Família é família. Amigos verdadeiros também. E mãe… mãe é algo que foge a qualquer definição.

Quem nasceu e cresceu nas pequenas cidades do interior sabe exatamente o valor das relações humanas. Sabe o que representa caminhar pelas ruas da cidade conhecendo cada rosto, cada família, cada história construída ao longo do tempo. Em cidades como Condeúba, as lembranças afetivas permanecem vivas e moldam aquilo que somos.

Nada substitui o aconchego humano.
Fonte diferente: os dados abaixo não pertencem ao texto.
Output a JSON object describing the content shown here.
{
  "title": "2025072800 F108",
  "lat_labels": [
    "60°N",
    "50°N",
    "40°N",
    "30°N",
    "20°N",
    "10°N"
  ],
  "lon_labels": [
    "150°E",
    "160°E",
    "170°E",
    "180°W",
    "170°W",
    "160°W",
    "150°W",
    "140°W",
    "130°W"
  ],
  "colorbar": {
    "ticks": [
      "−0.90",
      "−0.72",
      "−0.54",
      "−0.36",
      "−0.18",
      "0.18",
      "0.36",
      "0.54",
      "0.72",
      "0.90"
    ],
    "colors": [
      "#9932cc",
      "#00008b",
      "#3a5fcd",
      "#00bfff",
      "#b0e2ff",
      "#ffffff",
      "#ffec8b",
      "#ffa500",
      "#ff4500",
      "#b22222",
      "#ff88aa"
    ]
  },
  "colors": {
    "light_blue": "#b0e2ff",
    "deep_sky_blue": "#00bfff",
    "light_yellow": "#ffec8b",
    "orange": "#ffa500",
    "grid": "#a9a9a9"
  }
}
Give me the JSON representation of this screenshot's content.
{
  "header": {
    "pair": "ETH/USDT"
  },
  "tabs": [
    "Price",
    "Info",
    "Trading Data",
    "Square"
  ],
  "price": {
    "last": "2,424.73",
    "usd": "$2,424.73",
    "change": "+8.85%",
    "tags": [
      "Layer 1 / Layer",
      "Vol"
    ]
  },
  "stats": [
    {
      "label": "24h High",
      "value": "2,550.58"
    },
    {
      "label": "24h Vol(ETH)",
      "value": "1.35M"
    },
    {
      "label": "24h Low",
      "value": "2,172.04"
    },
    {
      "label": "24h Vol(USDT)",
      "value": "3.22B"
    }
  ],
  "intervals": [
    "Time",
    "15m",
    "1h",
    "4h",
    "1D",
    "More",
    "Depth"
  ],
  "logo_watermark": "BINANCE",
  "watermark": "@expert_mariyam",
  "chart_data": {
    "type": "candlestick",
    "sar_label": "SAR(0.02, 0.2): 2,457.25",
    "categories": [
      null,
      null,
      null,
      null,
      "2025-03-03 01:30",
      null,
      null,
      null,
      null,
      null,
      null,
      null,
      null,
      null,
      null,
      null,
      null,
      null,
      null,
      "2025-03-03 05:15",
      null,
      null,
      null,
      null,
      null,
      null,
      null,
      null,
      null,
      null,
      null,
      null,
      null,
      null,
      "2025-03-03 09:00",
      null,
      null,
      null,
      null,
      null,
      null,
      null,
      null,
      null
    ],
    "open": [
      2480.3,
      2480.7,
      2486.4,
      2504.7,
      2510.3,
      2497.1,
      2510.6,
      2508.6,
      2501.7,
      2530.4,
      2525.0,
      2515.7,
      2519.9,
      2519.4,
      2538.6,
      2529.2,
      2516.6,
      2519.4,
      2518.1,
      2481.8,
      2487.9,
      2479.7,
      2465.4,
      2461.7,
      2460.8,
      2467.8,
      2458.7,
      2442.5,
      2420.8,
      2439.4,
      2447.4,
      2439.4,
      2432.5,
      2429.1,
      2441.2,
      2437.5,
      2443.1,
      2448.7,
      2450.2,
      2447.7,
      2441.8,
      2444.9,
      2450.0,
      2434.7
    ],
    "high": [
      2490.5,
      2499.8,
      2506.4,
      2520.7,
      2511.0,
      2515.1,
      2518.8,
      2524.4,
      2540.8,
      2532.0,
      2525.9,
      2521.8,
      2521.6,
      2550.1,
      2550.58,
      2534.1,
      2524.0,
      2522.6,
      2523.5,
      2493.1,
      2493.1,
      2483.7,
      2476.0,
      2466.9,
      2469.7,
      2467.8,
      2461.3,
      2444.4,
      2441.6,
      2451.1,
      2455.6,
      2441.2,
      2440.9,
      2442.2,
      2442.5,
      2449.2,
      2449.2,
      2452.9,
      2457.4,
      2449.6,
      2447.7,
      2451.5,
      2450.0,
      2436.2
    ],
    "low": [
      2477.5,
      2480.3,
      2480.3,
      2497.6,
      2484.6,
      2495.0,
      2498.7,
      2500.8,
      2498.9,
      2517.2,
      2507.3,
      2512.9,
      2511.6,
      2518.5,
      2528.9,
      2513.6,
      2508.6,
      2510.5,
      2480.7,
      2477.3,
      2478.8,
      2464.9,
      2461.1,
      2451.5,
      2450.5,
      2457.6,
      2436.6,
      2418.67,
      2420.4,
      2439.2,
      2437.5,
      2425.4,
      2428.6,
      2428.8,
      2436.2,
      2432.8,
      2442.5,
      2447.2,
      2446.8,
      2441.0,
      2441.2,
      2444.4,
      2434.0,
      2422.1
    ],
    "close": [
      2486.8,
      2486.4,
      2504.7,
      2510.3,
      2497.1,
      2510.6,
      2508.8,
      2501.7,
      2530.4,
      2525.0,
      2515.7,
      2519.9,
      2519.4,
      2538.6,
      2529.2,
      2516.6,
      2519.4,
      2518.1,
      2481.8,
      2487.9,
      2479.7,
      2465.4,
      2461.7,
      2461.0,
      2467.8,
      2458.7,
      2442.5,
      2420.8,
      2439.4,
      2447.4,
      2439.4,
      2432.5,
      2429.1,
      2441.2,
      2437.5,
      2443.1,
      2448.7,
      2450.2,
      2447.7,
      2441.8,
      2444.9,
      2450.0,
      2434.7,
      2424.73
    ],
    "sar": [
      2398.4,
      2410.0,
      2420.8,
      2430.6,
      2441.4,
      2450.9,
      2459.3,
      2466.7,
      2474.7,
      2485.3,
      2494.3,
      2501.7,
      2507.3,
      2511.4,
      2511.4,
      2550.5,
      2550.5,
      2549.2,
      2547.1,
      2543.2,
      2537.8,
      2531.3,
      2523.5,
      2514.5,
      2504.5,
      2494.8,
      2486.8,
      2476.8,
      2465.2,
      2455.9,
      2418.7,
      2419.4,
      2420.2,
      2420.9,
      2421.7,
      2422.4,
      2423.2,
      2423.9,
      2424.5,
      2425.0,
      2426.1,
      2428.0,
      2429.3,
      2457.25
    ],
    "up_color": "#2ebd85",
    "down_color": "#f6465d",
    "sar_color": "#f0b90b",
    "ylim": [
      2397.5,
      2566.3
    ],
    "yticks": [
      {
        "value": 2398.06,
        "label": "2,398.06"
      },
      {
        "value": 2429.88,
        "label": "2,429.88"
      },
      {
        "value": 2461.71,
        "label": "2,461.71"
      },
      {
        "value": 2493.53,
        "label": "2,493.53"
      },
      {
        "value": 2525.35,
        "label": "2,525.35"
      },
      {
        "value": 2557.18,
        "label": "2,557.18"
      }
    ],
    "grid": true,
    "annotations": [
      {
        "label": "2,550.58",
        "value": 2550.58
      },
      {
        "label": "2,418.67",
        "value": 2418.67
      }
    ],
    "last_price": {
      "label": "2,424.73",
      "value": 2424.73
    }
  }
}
Nenhuma conquista material consegue ocupar o espaço da convivência, do abraço, da presença daqueles que caminham ao nosso lado desde os primeiros passos da vida.

E, dentro desse universo afetivo, existe uma figura que ocupa um lugar absolutamente único: a mãe.

A mãe representa proteção, acolhimento, segurança e amor incondicional. É aquela presença silenciosa que cuida dos detalhes mais simples, mas que permanecem eternamente gravados na memória dos filhos. O café preparado cedo, a escova de dentes já arrumada sobre o banquinho ao lado da cama, o cuidado diário, a preocupação constante e o olhar atento de quem ama sem medida.

São gestos aparentemente pequenos, mas que carregam uma dimensão gigantesca de ternura e dedicação.

Por isso, nunca devemos esquecer o valor da nossa mãe enquanto ainda temos o privilégio da sua presença. O tempo passa depressa, e muitas vezes a correria da vida faz com que deixemos para depois aquilo que deveria ser prioridade: o carinho, a visita, o abraço, a palavra de afeto.

Mãe sempre será mãe. Independentemente do tempo, da distância ou das circunstâncias da vida.

Que possamos honrar esse amor diariamente, valorizando as nossas raízes, os nossos afetos e as pessoas que verdadeiramente caminham conosco. Porque, no final das contas, são essas lembranças e esses vínculos que dão sentido à existência humana.